Influence of contaminant burial depth on the bioaccumulation of PCBs and PBDEs by two benthic invertebrates (Monoporeia affinis and Marenzelleria spp.)

The bioaccumulation of buried polychlorinated biphenyls (PCBs) and polybrominated diphenyl ethers (PBDEs) added to specific depths in sediment (2.0-2.5, 5.0-5.5 and 10.0-10.5cm) was studied in two infaunal species with similar feeding habits (surface deposit-feeders) but different bioturbation modes. The deep-burrowing polychaetes Marenzelleria spp. (Mz) displayed up to 36 times higher tissue concentrations of buried (spiked) contaminants than the surface-dwelling biodiffusing amphipod Monoporeia affinis. The differences in bioaccumulation were most pronounced for less hydrophobic contaminants due to the bioirrigating activity of Mz. Contaminants buried at shallow depths displayed higher accumulation than more deeply buried contaminants. In contrast, the bioaccumulation of unspiked (native) contaminants with a uniform vertical distribution in the sediment was similar between the species.

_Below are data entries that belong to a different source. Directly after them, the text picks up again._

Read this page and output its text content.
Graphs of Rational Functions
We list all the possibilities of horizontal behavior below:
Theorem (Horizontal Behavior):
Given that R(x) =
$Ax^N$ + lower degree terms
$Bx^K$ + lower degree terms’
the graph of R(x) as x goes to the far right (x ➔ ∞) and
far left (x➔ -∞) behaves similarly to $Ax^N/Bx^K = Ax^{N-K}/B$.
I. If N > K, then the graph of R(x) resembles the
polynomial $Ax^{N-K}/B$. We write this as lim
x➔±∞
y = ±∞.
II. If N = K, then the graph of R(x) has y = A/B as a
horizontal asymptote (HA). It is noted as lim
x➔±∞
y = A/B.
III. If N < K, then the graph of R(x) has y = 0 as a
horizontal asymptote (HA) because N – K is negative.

For Mz, the BSAFs increased with increased K(OW) for the uniformly distributed contaminants, but decreased for the buried contaminants, which indicates that the dominant uptake routes of the buried contaminants can differ from the uniformly distributed contaminants. The surface sediment concentration of buried contaminants increased in Mz treatments, showing that Mz bioturbation can remobilize historically buried contaminants to the biologically active surface layer and increase the exposure for surface-dwelling species.